МАША. На луну не улетишь. Пусть. Как Бог даст.

НАИНА (задумалась). А залетит?

МАША. Знаешь, – дуй в баню!

НАИНА. Угу, с вами пойдёшь – в дом инвалидов.

МАША (в отчаянии). Бездействие сводит меня с ума! Я хирею! Я чахну! Выть хочется… Последнее время, во всех сферах жизни вижу – кучи дерьма. А когда становится совсем невмоготу – залезаю в шкаф, сижу в темноте, не двигаясь… Могу просидеть так не один час. Потом аккуратно приоткрываю дверку, выглядываю: не стал ли мир вокруг лучше, вздыхаю, выхожу и продолжаю делать вид, что живу…

НАИНА. Присядь-ка… давай…


Маша подчиняется.


НАИНА. Позвоночник – не шутка. (Делает подруге массаж.) Ничего, подруга, прорвёмся. Кишечник промоем. Печёнку прочистим. Суставчики твои разомнём… Тридцать девять – не конец – начало – пик жизни, можно сказать, Эверест! А сразу ничего не бывает.

МАША (подчинилась ласке, прикрыла глаза). Я… когда двигаюсь… вроде… полегче…

НАИНА. Акула и та, если её за хвост поймать, в воде засыпает.

МАША. Да? Почему?

НАИНА. Жабры у неё так устроены.

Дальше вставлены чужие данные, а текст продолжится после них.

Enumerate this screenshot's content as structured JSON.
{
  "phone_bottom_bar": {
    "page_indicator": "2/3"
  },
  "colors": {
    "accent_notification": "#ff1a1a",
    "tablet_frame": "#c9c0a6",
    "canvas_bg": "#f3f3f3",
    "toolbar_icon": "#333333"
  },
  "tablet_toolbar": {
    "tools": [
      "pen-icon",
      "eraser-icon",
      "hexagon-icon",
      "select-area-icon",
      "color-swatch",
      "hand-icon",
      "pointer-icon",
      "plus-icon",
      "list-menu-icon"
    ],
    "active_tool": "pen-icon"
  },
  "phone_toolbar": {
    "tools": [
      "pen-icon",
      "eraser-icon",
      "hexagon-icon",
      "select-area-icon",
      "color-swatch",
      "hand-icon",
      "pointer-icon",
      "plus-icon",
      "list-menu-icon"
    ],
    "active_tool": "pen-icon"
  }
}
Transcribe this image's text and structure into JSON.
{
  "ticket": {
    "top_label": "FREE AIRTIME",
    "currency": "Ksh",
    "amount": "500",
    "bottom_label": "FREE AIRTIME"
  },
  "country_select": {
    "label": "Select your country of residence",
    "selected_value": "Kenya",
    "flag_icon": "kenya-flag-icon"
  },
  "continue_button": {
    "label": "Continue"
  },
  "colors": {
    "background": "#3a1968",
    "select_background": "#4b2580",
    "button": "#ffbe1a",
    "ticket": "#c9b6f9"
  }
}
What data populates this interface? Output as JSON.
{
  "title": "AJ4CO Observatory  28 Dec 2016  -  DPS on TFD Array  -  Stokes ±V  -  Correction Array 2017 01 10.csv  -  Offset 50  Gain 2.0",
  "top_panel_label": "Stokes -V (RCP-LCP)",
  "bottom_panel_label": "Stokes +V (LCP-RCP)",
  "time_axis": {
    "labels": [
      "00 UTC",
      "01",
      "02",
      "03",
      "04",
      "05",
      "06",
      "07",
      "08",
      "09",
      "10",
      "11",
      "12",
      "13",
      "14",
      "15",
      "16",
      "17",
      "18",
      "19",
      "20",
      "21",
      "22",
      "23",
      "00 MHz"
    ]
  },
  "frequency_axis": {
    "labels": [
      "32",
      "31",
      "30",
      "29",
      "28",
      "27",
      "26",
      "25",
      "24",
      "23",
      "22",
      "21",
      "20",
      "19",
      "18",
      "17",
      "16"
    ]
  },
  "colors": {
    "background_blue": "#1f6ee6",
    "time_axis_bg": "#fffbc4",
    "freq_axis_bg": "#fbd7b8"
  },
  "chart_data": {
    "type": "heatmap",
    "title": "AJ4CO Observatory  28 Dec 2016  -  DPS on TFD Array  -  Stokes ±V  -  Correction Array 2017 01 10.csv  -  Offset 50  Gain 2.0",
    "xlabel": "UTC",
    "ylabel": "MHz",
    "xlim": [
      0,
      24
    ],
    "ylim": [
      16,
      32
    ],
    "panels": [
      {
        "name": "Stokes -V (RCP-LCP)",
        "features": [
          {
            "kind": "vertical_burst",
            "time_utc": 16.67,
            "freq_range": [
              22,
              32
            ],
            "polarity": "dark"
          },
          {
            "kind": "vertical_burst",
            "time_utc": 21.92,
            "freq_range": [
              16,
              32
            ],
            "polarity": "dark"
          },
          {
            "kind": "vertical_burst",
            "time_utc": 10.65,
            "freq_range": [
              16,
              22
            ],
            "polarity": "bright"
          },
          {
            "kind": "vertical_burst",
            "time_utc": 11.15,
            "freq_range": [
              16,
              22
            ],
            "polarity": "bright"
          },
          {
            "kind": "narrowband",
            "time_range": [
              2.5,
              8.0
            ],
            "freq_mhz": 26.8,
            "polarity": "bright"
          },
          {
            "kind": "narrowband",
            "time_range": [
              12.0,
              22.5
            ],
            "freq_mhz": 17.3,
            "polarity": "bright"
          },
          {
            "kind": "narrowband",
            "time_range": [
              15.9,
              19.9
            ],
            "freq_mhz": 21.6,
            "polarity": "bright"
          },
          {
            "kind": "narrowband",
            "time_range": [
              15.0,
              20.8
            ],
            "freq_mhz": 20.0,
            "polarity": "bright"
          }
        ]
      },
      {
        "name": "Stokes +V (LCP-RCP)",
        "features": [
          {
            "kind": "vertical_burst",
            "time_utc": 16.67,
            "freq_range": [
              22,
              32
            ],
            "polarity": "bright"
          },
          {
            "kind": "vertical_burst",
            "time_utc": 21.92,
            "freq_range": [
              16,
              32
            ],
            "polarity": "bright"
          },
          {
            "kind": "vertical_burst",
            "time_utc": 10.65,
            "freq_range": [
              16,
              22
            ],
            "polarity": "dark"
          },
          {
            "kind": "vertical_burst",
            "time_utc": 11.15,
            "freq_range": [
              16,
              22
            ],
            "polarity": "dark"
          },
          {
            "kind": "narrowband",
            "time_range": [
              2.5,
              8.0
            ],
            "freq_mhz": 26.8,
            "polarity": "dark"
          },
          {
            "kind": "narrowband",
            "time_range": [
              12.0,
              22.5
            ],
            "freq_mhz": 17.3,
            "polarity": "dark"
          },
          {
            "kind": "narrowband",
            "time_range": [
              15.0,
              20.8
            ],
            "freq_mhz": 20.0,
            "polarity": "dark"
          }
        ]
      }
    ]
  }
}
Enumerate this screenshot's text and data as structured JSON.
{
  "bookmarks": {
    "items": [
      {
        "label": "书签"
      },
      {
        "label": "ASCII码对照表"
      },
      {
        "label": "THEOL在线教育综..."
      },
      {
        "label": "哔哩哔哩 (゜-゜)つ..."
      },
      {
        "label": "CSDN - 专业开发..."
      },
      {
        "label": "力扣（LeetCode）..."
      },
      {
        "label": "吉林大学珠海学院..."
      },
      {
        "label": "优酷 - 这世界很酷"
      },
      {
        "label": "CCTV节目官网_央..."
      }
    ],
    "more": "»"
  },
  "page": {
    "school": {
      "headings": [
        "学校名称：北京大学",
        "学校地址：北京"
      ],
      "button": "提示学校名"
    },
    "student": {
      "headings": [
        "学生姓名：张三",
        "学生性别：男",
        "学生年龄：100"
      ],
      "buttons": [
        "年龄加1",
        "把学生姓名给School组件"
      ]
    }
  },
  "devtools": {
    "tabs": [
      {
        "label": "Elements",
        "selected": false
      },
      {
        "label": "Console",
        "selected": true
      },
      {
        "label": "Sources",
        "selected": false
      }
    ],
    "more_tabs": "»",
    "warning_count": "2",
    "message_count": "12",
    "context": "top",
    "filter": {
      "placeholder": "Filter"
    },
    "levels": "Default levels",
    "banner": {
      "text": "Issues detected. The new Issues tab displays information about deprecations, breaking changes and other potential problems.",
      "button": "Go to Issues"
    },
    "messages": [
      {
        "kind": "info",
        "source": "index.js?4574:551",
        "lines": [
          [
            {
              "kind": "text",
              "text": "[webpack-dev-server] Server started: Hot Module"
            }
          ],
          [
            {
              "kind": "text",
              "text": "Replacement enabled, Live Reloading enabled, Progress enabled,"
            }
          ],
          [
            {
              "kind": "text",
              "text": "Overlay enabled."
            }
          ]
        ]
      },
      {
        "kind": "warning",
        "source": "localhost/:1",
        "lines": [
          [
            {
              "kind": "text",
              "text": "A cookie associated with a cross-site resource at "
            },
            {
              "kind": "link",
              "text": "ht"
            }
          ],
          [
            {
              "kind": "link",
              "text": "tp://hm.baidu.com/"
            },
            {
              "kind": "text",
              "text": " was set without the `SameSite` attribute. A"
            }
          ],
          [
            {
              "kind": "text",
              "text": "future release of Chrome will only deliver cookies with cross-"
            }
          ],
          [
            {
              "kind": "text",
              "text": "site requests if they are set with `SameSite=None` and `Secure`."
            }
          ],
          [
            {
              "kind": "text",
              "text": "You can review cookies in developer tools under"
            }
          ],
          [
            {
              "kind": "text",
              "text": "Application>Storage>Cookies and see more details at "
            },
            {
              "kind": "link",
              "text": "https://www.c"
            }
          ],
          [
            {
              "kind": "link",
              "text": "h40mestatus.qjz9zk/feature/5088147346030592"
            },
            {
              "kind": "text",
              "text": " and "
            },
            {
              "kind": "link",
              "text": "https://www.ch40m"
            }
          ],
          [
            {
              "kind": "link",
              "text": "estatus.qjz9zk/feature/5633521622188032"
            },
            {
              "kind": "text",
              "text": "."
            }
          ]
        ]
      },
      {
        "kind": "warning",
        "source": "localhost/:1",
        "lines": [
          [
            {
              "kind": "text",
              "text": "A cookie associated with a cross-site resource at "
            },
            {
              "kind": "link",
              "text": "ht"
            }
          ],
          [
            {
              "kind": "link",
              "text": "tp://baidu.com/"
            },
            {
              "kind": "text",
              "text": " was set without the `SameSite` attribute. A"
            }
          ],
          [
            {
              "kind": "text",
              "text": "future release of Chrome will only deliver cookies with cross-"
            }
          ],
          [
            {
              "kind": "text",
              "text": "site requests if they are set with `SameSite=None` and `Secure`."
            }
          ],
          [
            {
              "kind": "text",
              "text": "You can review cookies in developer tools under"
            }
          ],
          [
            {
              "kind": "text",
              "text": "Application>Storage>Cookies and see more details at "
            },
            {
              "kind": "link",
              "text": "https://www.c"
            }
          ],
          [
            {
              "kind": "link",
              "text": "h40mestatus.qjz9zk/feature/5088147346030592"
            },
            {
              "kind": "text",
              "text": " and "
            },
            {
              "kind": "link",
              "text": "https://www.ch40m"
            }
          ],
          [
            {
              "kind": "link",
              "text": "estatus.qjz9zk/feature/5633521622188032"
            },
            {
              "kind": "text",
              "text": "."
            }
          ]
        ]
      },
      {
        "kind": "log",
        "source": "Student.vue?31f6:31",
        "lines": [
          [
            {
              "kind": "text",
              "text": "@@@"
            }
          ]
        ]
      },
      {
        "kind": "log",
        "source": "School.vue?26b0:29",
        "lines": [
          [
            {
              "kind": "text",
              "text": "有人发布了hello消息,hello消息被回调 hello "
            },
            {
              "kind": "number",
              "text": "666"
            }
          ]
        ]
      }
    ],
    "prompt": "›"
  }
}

А ты – красивая, сексапильная, в самом соку… (Расстегивает Маше лифчик.) Воть какие у нас тут пусечки… Пуф!


Включается плаза: Евдокия, расточив лимит пользы, закинула распущенные волосы со спины на лицо, изображает страшилище…


МАША. Нафаня, у меня внутри, точно все занавески ободраны; анатомически отделяюсь от мира.

НАИНА (интимно). «И даже свет дневной обдаёт нас ласковой струёй лишь потому, что каждый час прилетает к нам, сменив коней». (Говорит, как с больной.) Маша, вернись в оркестр – пока есть такая возможность.

МАША. Не-а.

НАИНА (ласково). Маня…

МАША. Жёлтые ботинки и зелёные носки не сочетаются. (Сомлела.) Ммм, щас кончу…

НАИНА (продолжает массаж). Виктория – ни какая-то магия жеста, а триумфальное значение – знак мира, приветствие новой, значимой, духовной, безграничной свободы; мактуб: так суждено.

МАША. Нет, баста.

НАИНА. Нельзя пренебрегать главным ради временной прихоти. Нельзя не бороться. Нельзя не работать над собственными недостатками. Невозможно носить в себе и питать никакого уродства… Иначе полная дискредитация, мутация личности. Пипец, Маня, полный пипец! Ясно тебе?

МАША. Все нормальные люди – в киношку, на дачу, а тут – годы каторги.

НАИНА. Да ведь сама ты призналась, что опоздала на репетицию, так?

МАША. Да…

НАИНА. А почему?

МАША. Перепутала ноты. Вместо Вагнера притащила другую ерунду.

НАИНА. Маня, а ведь там, где тебя ожидали – добрая сотня очень разных людей, и у всех нервы, обязательства, такая же зависимость, подчинение: понимаешь?

МАША. Нет.

НАИНА. К тому же «хам», как ты говоришь, «идиот», извинился? Так?

МАША. Да.

НАИАН. Маня, художественный руководитель Большого, государственного симфонического оркестра – тоже человек…

МАША. Человек…

НАИНА. В том смысле, что иногда ошибается. Случилась нелепость, пусть дикая, но простая случайность, понимаешь?

МАША. Крыса тоже случайность?.. Виолончель – помнишь её?

НАИНА (уклончиво). Ну – да…

МАША. Не раздумывая, сходу влепила мне: «Гадина!»

НАИНА. Маня, а может, ты путаешь?.. Может этого не было?…

МАША. Все слышали, все – до единого… Никто слова не обронил, чтобы меня защитить. Даже в администраторской, в гардеробе… все – свинцовые мерзости… (Взмахнула голосом). С родителями жили впроголодь! Я полы в школе мыла… Консерватория – красный диплом, и – крыса… Господи! Я – крыса! Что делать? Как жить?

НАИНА (выразительно). Никому не завидовать; довольствоваться только собой; превыше всего ценить, чем владеешь; не признавать ничего прекрасного сверх того, что видишь собственными глазами, – и тебя спасут свобода выбора, отсутствие сквозняков и сырости.